Pochette de « Capitalism II », jeu vidéo publié par Ubisoft en 2001. / Ubisoft

« Horaires scandaleux » et « salaires insuffisants »dans une lettre ouverte postée vendredi 15 février sur le site spécialisé Kotaku, Liz Shuler, représentante de la principale fédération syndicale des Etats-Unis, a vivement critiqué les conditions de travail « stressantes et toxiques » auxquelles sont soumis les salariés de l’industrie du jeu vidéo.

Dans un appel inédit, la représentante de l’American Federation of Labor-Congress of Industrial Organizations (AFL-CIO – Fédération américaine du travail-Congrès des organisations industrielles), qui compte 12 millions d’adhérents, s’adresse aux salariés de l’industrie du jeu vidéo et les encourage à se syndiquer pour obtenir un « effet de levier » et « négocier une part équitable de la richesse » qu’ils créent.

Pour Liz Shuler, le jeu vidéo est une industrie qui connaît « une croissance à deux chiffres » et génère aux Etats-Unis « 3,6 fois plus d’argent que les salles de cinéma ». Mais elle est « construite par des légions de développeurs infatigables » qui ne reçoivent pas en retour « la dignité et le respect qui [leur] sont dus ».

Et de mentionner le cas du studio Rockstar Games, dont les employés ont « récemment parlé de périodes de dépassement horaire longues de plusieurs mois, voire années, afin de satisfaire les demandes irresponsables de leur direction et sortir un jeu qui a rapporté 725 millions de dollars en trois jours ».

Des initiatives locales existent déjà

Liz Shuler égratigne au passage Bobby Kotick et Andrew Wilson, présidents-directeurs généraux respectivement d’Activision Blizzard et d’Electronic Arts (EA). « On les félicite pour “leur” succès. Ils deviennent riches. Ils deviennent célèbres. On les élève au rang de visionnaires, on les considère comme des pionniers. Et vous, vous avez quoi ? », demande-t-elle aux salariés de l’industrie.

Le patron d’Activision Blizzard en particulier est sous le feu des critiques, à la fois des joueurs et de l’industrie, pour avoir annoncé mardi 12 février la suppression de 800 postes après une année 2018 qui fut pourtant la meilleure de l’histoire du groupe.

Electronic Arts, de son côté, au lendemain d’une année 2018 très décevante, connaît ces jours-ci avec le jeu Apex Legends un succès retentissant, chassant même sur les terres du phénoménal Fortnite Battle Royale. Pourtant, ce n’est pas à Electronic Arts mais à sa filiale, le studio Respawn Entertainment, que l’on doit ce succès surprise : d’après les développeurs d’Apex Legends, la maison mère ne croyait en effet pas au potentiel du jeu. L’action Electronic Arts est pourtant repartie à la hausse, permettant à l’éditeur de récolter des lauriers tressés par ses développeurs.

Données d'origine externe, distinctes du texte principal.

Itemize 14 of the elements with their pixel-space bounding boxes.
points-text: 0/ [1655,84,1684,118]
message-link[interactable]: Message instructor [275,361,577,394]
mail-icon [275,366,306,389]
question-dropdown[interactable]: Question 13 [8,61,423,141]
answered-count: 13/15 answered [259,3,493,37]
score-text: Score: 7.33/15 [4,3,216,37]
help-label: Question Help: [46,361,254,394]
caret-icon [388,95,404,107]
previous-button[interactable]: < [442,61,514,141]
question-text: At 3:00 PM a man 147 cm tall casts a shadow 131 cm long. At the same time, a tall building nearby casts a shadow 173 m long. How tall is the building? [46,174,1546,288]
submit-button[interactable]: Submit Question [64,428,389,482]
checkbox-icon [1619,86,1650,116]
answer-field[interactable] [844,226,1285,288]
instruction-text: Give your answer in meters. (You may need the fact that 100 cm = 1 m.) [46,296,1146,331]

Liz Shuler salue enfin « le travail préparatoire déjà effectué par des groupes, tels que Game Workers Unite », qui a vu le jour le 19 mars et entend structurer la défense des intérêts des employés du secteur.

En France, le Syndicat des travailleurs du jeu vidéo (STJV), le premier syndicat du genre, a été fondé à l’été 2017. S’il ne fait pas l’unanimité (certains dirigeants s’inquiètent d’un discours qualifié de « paléomarxiste » de ce syndicat encore balbutiant), le STJV, par son rôle de mise en relation, a contribué à la publication de plusieurs enquêtes sur les conditions de travail dans l’industrie ces derniers mois.